Catherine Mott, CEO, Founder and Managing Director, BlueTree Capital Group LLC, suggested that harmonization, or new regulations, should consider the consequences regarding angel investors and entrepreneurs. She stated that harmonization should strike a balance that helps facilitate innovation and capital formation in the U.S. Mott also said that there is significant confusion pertaining to general solicitation.
Andrea Seidt, Ohio Securities Commissioner, said the two greatest threats that she has witnessed are unregistered offering and unlicensed promoters. She also stated that post the JOBS Act of 2012, she had not considered the opaqueness and potential for risky deals in the market. Seidt said exemptions have deterred companies from going public and resulted in a lack of transparency for investors. She suggested the SEC consider looking into the failures of the private marketplace, accredited investors and preemptive rules for the secondary markets.

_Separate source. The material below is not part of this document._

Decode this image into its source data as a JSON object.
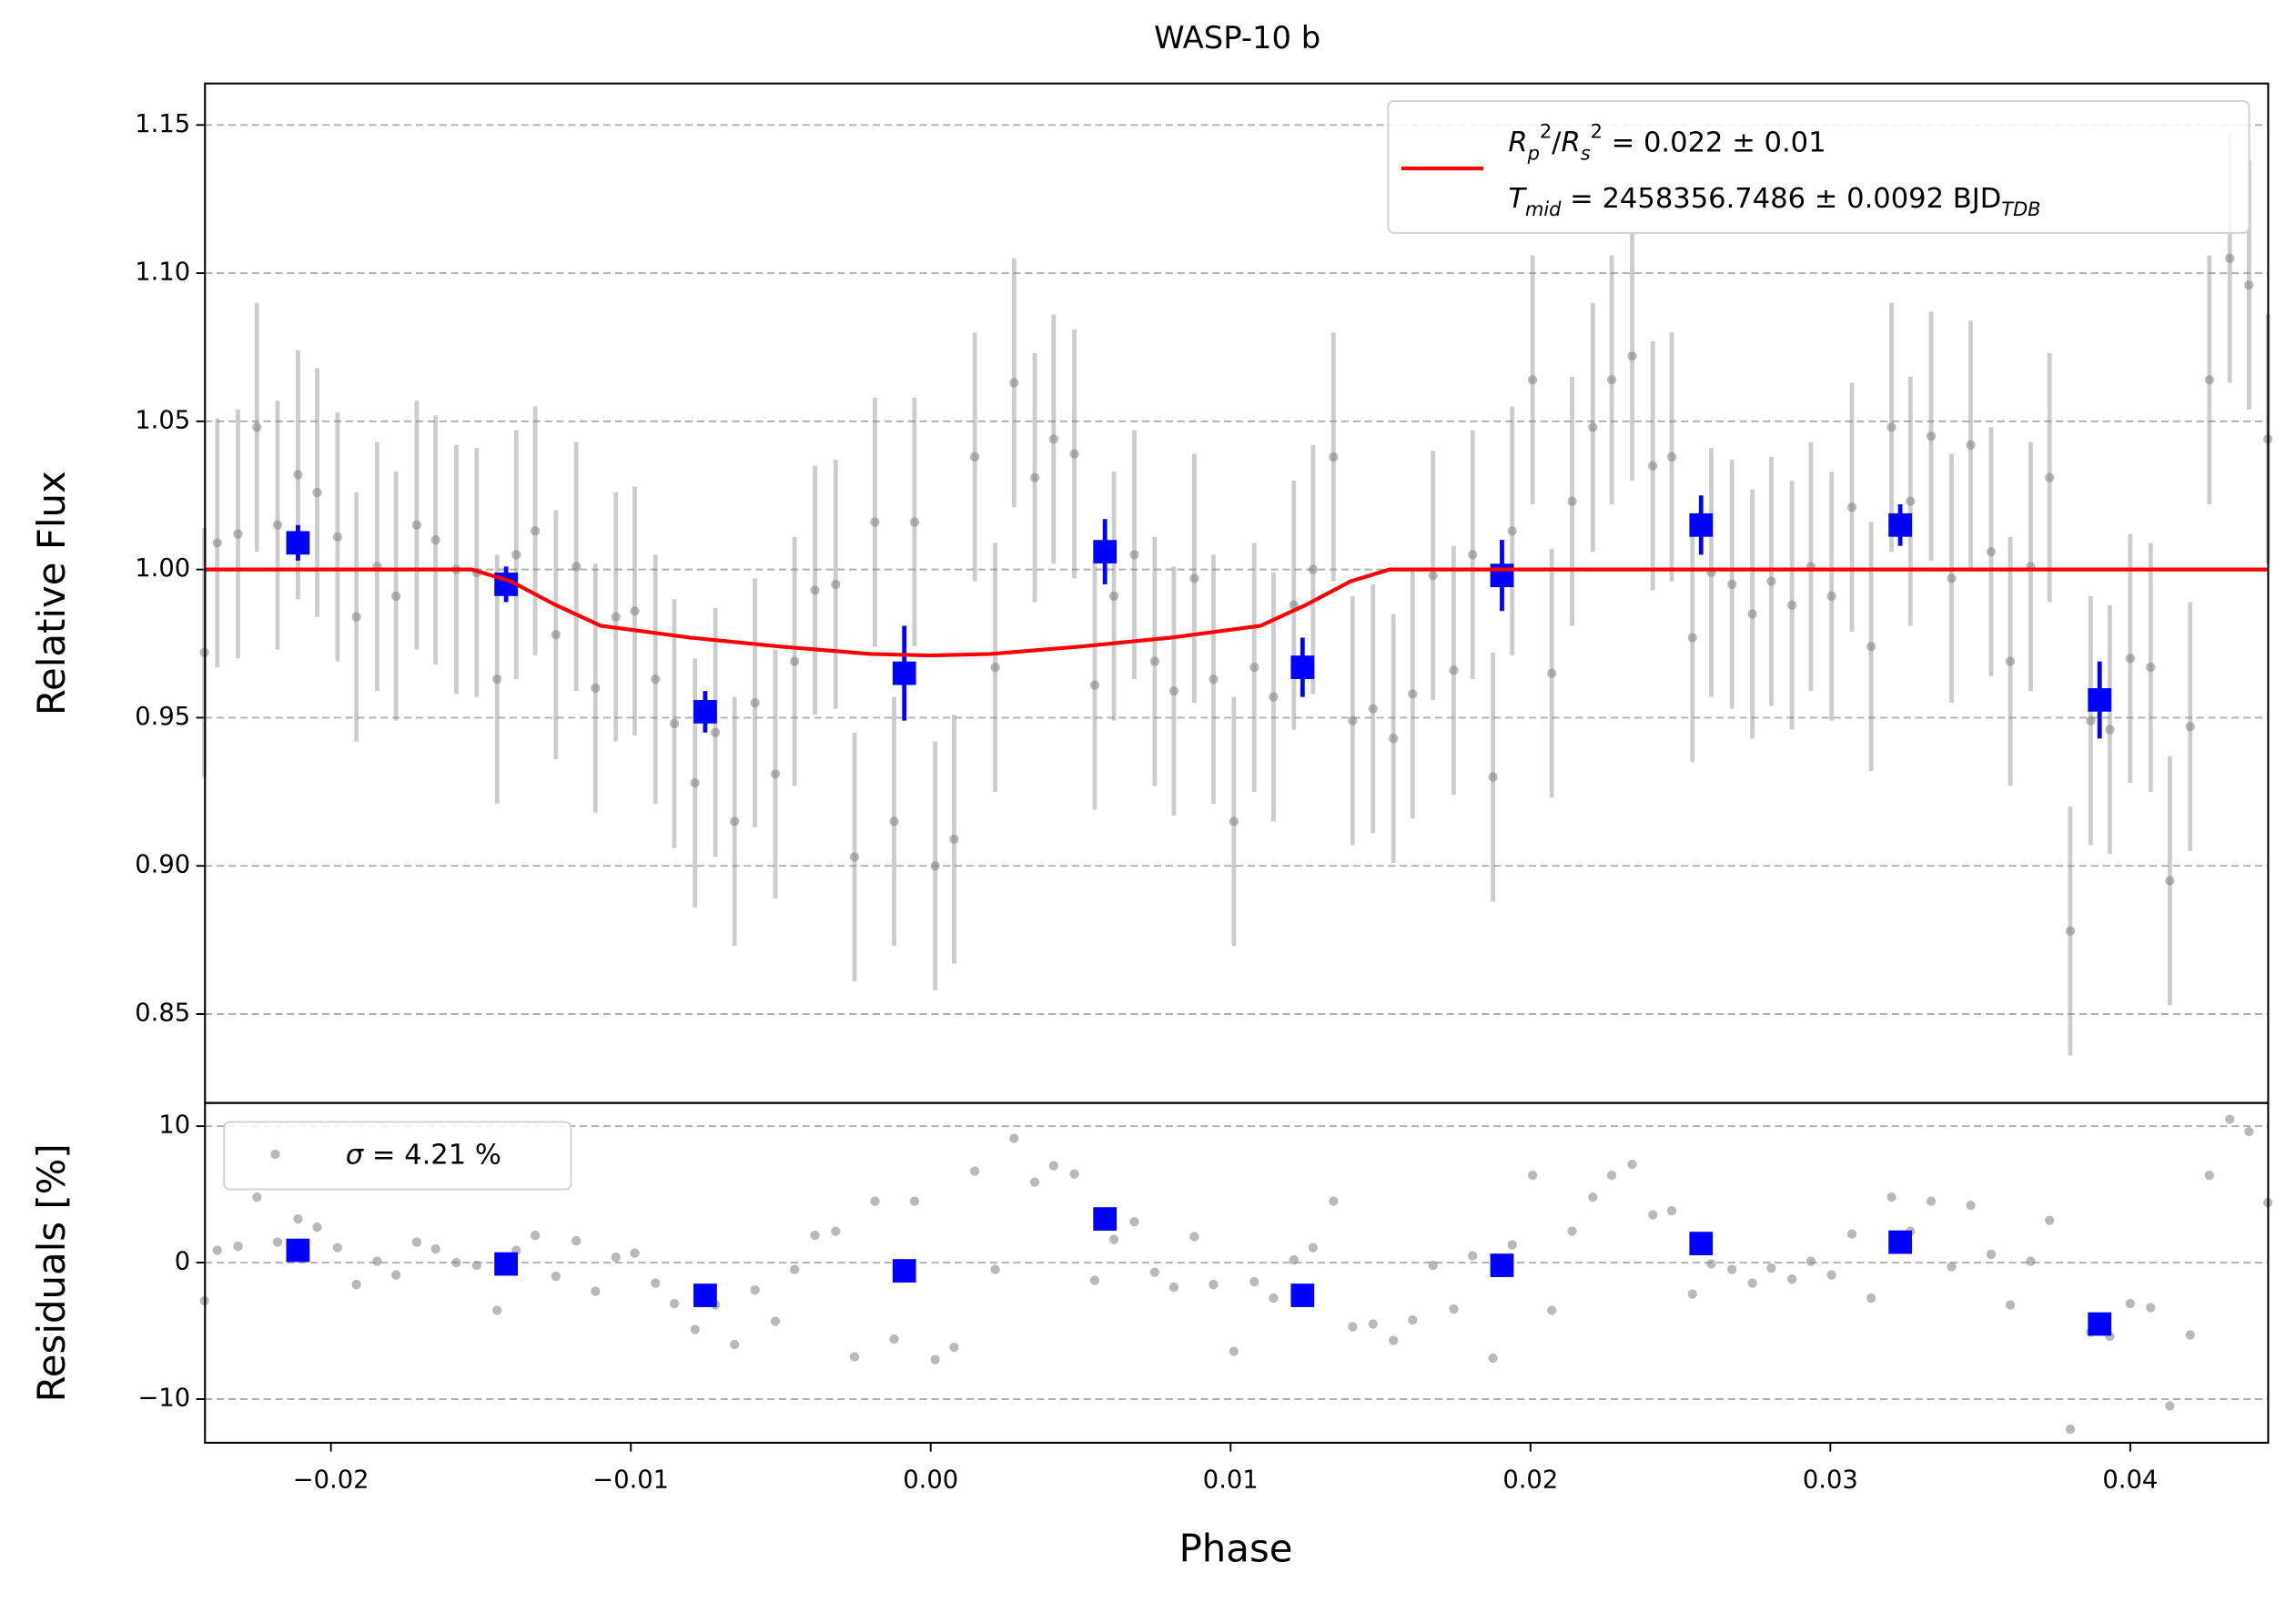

Jennifer Zepralka, Chief, Office of Small Business Policy, SEC, explained the different parameters of the harmonization framework the SEC sought public comment on. She said the framework considered areas for the SEC and IAC to improve offerings exemptions including general solicitation, accredited investors, secondary market resale exemptions, investor credential revisions, quantitative data, capital formation, risk mitigation, overlapping exemptions and Regulations A, C, and D. She added that the framework received over 150 public comment letters and the IAC will work to consider improving the framework.
Question & Answer
Coates asked about the impact of China in U.S. markets. He also asked how the SEC should address fraud. Mott said that large companies have expressed that they plan on investing roughly 50 percent of their capital in China, which makes it difficult for smaller firms to compete. She recommended addressing these areas for venture capitalists and to stop generalizing all entrepreneurs. Gellasch said that he has not heard of large corporations investing 50 percent of their capital in China. However, he reiterated that the U.S. public market is shrinking, and the opaqueness of the private market is leading to more investment outside of the U.S.
Silvers asked how to best measure sophisticated investors and address deregulation. Gellasch stated that the broader economy is at risk when investors lack information about the private markets. He added that wealth and income is not directly correlated to be a sophisticated investor. Jones echoed that point and said that there is a need for oversight of management.
Roper asked how venture capital system changes have been accounted for in the markets. Jones said that since the 2008 crash, money have been flowing into private equity, creating a founder friendly model. Gellasch said that there should be a consideration of thresholds for companies going public based on beneficial ownership. Mott added that small fund firms hold their executives and board members accountable. Hanks said that clients should not be forced to go public and that shareholder records are meaningless, as they can be bypassed.